天成二年二月,齋戒了半個月的李嗣源在宰相馮道、樞密使安重誨和文武百官的陪祭下,親自在洛陽郊外舉行盛大祭天,祈求雨停。

或許是李嗣源祭天的誠意比較足,又或者是春雨下了一個月也該停了,祭天后,雨真的停了。

只是還沒等朝廷高興一下,就被接下來的事砸懵了。

皇帝病了!

李嗣源因為在祭天時淋了雨,回宮就起了高熱!

這一下可嚇壞宮裏的皇后和王淑妃,皇后連夜把禦醫都召進了宮,又把馮道趙鳳和安重誨也叫進了宮。
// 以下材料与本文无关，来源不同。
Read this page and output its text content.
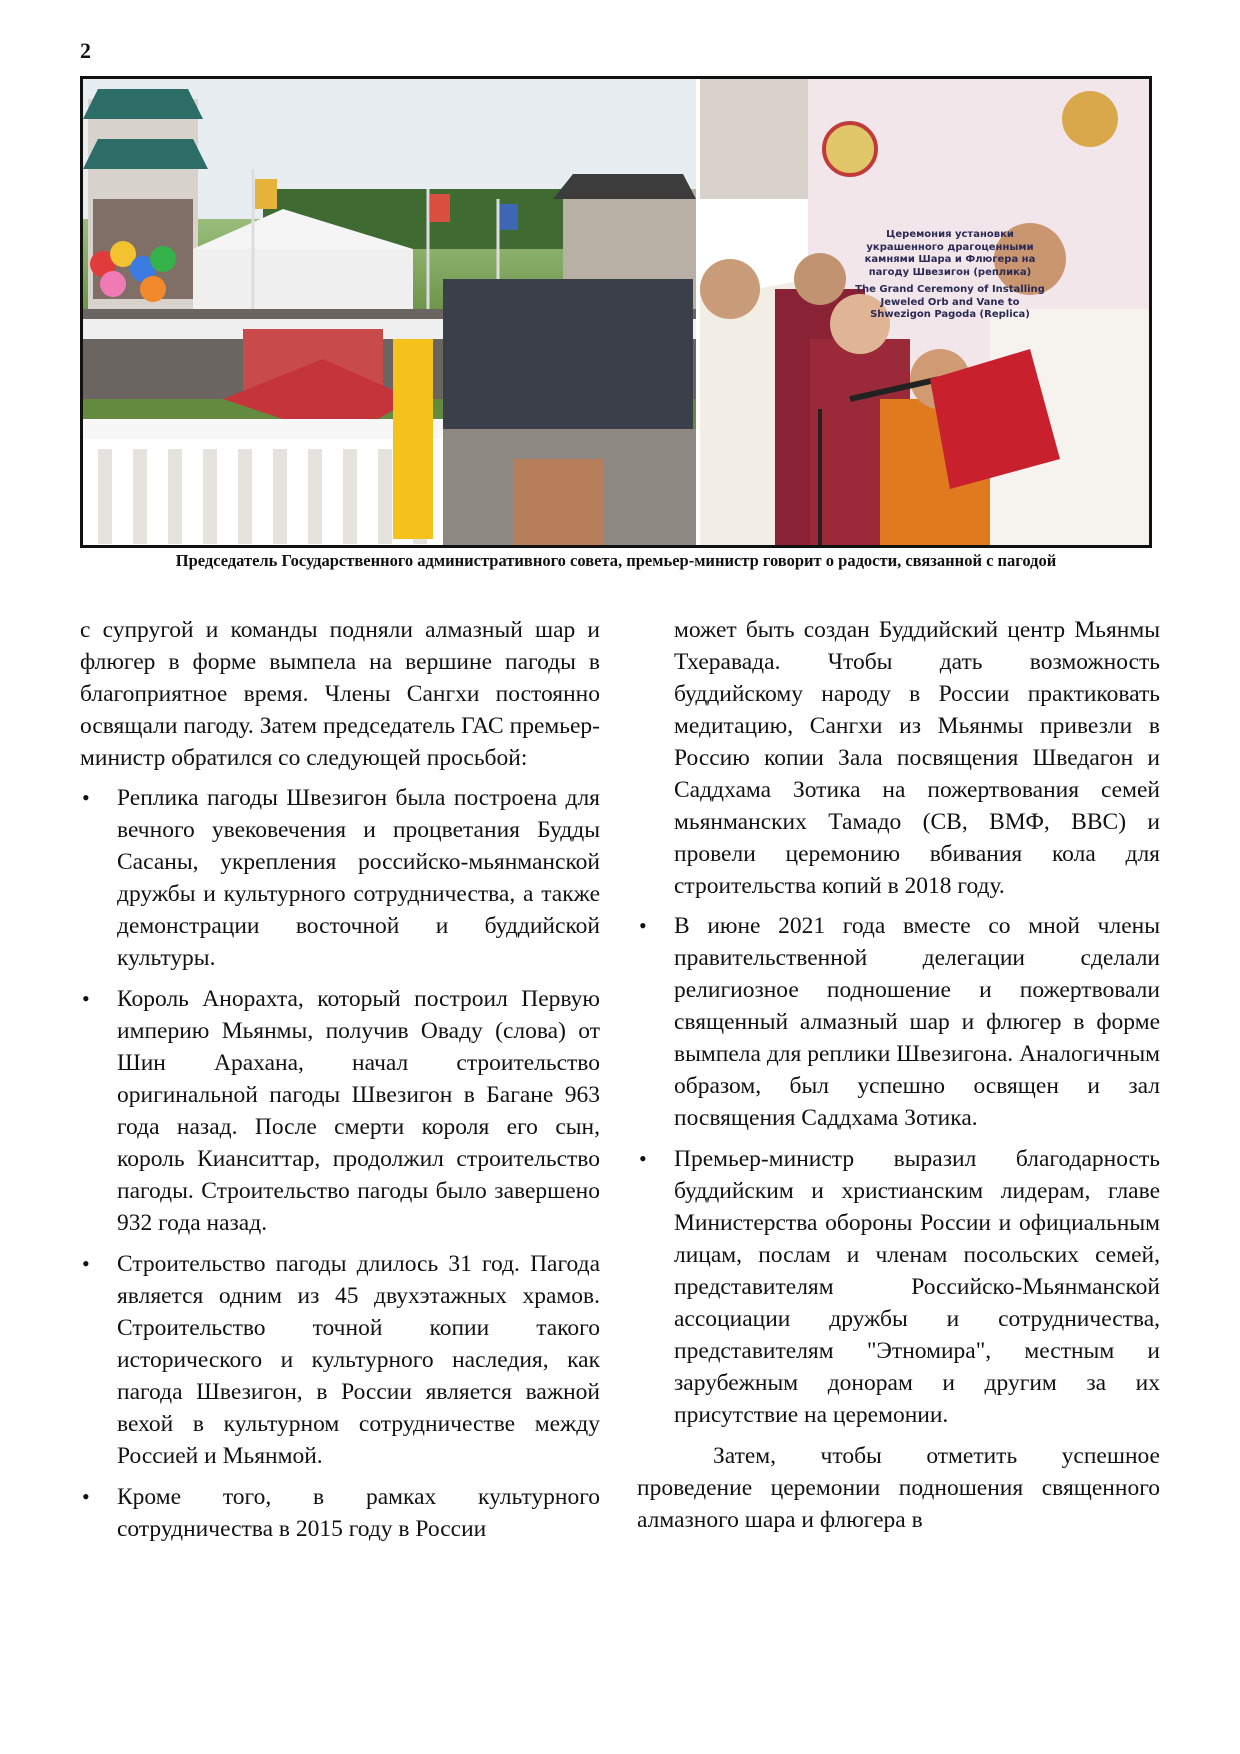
2
Церемония установки украшенного драгоценными камнями Шара и Флюгера на пагоду Швезигон (реплика)
The Grand Ceremony of Installing Jeweled Orb and Vane to Shwezigon Pagoda (Replica)
Председатель Государственного административного совета, премьер-министр говорит о радости, связанной с пагодой

с супругой и команды подняли алмазный шар и флюгер в форме вымпела на вершине пагоды в благоприятное время. Члены Сангхи постоянно освящали пагоду. Затем председатель ГАС премьер-министр обратился со следующей просьбой:

• Реплика пагоды Швезигон была построена для вечного увековечения и процветания Будды Сасаны, укрепления российско-мьянманской дружбы и культурного сотрудничества, а также демонстрации восточной и буддийской культуры.
• Король Анорахта, который построил Первую империю Мьянмы, получив Оваду (слова) от Шин Арахана, начал строительство оригинальной пагоды Швезигон в Багане 963 года назад. После смерти короля его сын, король Кианситтар, продолжил строительство пагоды. Строительство пагоды было завершено 932 года назад.
• Строительство пагоды длилось 31 год. Пагода является одним из 45 двухэтажных храмов. Строительство точной копии такого исторического и культурного наследия, как пагода Швезигон, в России является важной вехой в культурном сотрудничестве между Россией и Мьянмой.
• Кроме того, в рамках культурного сотрудничества в 2015 году в России

может быть создан Буддийский центр Мьянмы Тхеравада. Чтобы дать возможность буддийскому народу в России практиковать медитацию, Сангхи из Мьянмы привезли в Россию копии Зала посвящения Шведагон и Саддхама Зотика на пожертвования семей мьянманских Тамадо (СВ, ВМФ, ВВС) и провели церемонию вбивания кола для строительства копий в 2018 году.

• В июне 2021 года вместе со мной члены правительственной делегации сделали религиозное подношение и пожертвовали священный алмазный шар и флюгер в форме вымпела для реплики Швезигона. Аналогичным образом, был успешно освящен и зал посвящения Саддхама Зотика.
• Премьер-министр выразил благодарность буддийским и христианским лидерам, главе Министерства обороны России и официальным лицам, послам и членам посольских семей, представителям Российско-Мьянманской ассоциации дружбы и сотрудничества, представителям "Этномира", местным и зарубежным донорам и другим за их присутствие на церемонии.

Затем, чтобы отметить успешное проведение церемонии подношения священного алмазного шара и флюгера в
馮道看著皇帝燒的不省人事,嚇得又把馮文也提溜進了宮。

在馮文和一群禦醫忙活了一夜一天后,第二天晚上,皇帝好歹退了高熱,昏昏沉沉睡了過去。

……

偏殿

馮文迷迷糊糊的睜眼,剛一動身子,身上蓋的衣裳就滑到了地上。

馮文打了個哈欠,彎下腰,伸手撿起衣裳,放在後面椅背上,從椅子上站起來,走到旁邊角落裏洗臉。

他已經在偏殿睡了兩天椅子了。

其實不止是他,其他禦醫和宰相樞密使也同樣在偏殿將就了兩天了,皇帝的高熱一直反反覆復,眾人壓根沒法離開,所以大家只能在偏殿休息,好在眾人來都不是睡覺的,倒也不在意這些。
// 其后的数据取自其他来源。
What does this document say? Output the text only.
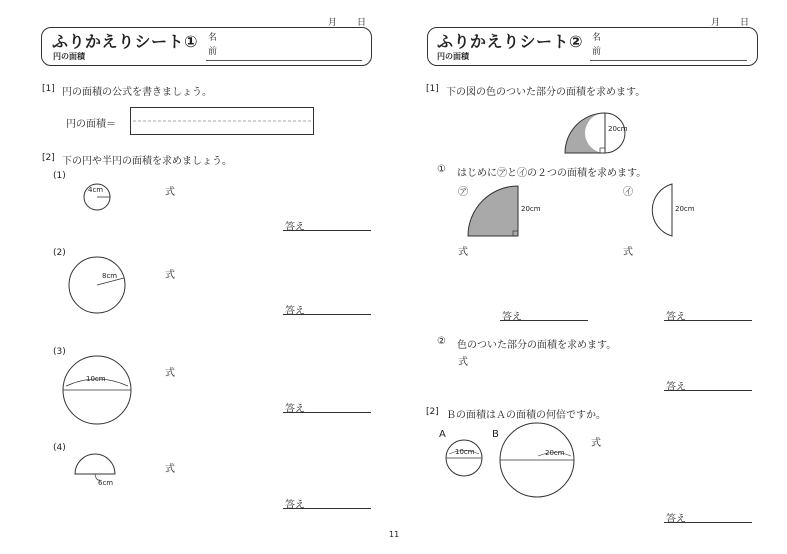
月 日
ふりかえりシート①
円の面積
名
前
[1] 円の面積の公式を書きましょう。
円の面積＝
[2] 下の円や半円の面積を求めましょう。
(1)
4cm	式
答え
(2)
8cm	式
答え
(3)
10cm	式
答え
(4)
6cm
式
答え
11
月 日
ふりかえりシート②
円の面積
名
前
[1] 下の図の色のついた部分の面積を求めます。
20cm
① はじめに㋐と㋑の２つの面積を求めます。
㋐
20cm
式
答え
㋑
20cm
式
答え
② 色のついた部分の面積を求めます。
式
答え
[2] Ｂの面積はＡの面積の何倍ですか。
A	B
10cm	20cm
式
答え
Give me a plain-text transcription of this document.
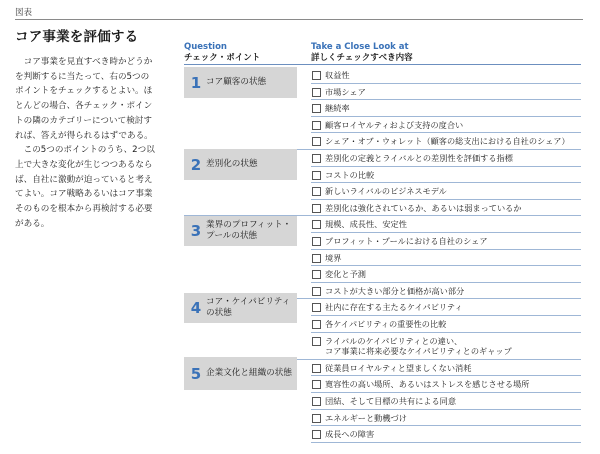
図表
コア事業を評価する

コア事業を見直すべき時かどうかを判断するに当たって、右の5つのポイントをチェックするとよい。ほとんどの場合、各チェック・ポイントの隣のカテゴリーについて検討すれば、答えが得られるはずである。

この5つのポイントのうち、2つ以上で大きな変化が生じつつあるならば、自社に激動が迫っていると考えてよい。コア戦略あるいはコア事業そのものを根本から再検討する必要がある。

Question
チェック・ポイント
Take a Close Look at
詳しくチェックすべき内容
1 コア顧客の状態
収益性
市場シェア
継続率
顧客ロイヤルティおよび支持の度合い
シェア・オブ・ウォレット（顧客の総支出における自社のシェア）
2 差別化の状態
差別化の定義とライバルとの差別性を評価する指標
コストの比較
新しいライバルのビジネスモデル
差別化は強化されているか、あるいは弱まっているか
3 業界のプロフィット・プールの状態
規模、成長性、安定性
プロフィット・プールにおける自社のシェア
境界
変化と予測
コストが大きい部分と価格が高い部分
4 コア・ケイパビリティの状態
社内に存在する主たるケイパビリティ
各ケイパビリティの重要性の比較
ライバルのケイパビリティとの違い、
コア事業に将来必要なケイパビリティとのギャップ
5 企業文化と組織の状態
従業員ロイヤルティと望ましくない消耗
寛容性の高い場所、あるいはストレスを感じさせる場所
団結、そして目標の共有による同意
エネルギーと動機づけ
成長への障害
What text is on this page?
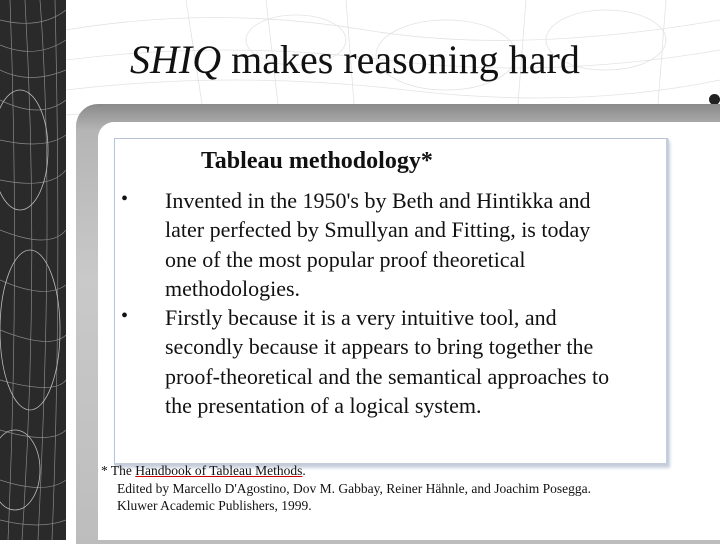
SHIQ makes reasoning hard
Tableau methodology*
• Invented in the 1950's by Beth and Hintikka and
later perfected by Smullyan and Fitting, is today
one of the most popular proof theoretical
methodologies.
• Firstly because it is a very intuitive tool, and
secondly because it appears to bring together the
proof-theoretical and the semantical approaches to
the presentation of a logical system.
* The Handbook of Tableau Methods.
Edited by Marcello D'Agostino, Dov M. Gabbay, Reiner Hähnle, and Joachim Posegga.
Kluwer Academic Publishers, 1999.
馮文洗了臉,走出內室,就看到外面幾個老禦醫正在坐在喝茶。

「林老,陛下昨晚上怎麼樣?」馮文走過去坐下。

昨晚上是林禦醫帶著自己徒弟值了上半夜,正睡眠不足的林禦醫喝著茶,聞言說道:「晚上子時前陛下又起了次熱,用過葯又下去了,約莫今早還會起,你們等會再去下個方子。」

馮文點點頭,伸手拿過桌子上林禦醫昨晚開的方子,看了看,心裏有數,對旁邊方禦醫說:「那等會咱們過去。」

方禦醫微點頭,「你先吃點東西墊墊,咱們就過去。」

馮文接過茶,拿了兩塊茶點,塞到嘴裏,墊了墊肚子。

因著這次皇帝高熱來勢洶洶,片刻離不了人,馮文和一眾禦醫也不能成天不眠不休撐著,所以馮文和幾個禦醫就分班,每兩人兩個時辰,這樣既保證了皇帝身邊時時有禦醫,也不會讓禦醫被累得拖垮。

馮文吃完,擦了擦嘴,就和旁邊的方禦醫一起去陛下寢宮。

馮文和方禦醫到了寢宮,先在外間和值下半夜的兩位禦醫交接,等兩位禦醫走後,才讓內侍通傳,然後等著召見。

很快,李嗣源身邊的大太監孟漢瓊從裏面走出來,笑著對馮文和方禦醫說:「小郎君和方老來了,快跟老奴進。」

兩人於是跟著孟漢瓊進去。

馮文進去之後,才發現他叔父也正在裏面,皇帝已經醒了,正倚著枕頭,他叔父坐在床邊,兩人說著話。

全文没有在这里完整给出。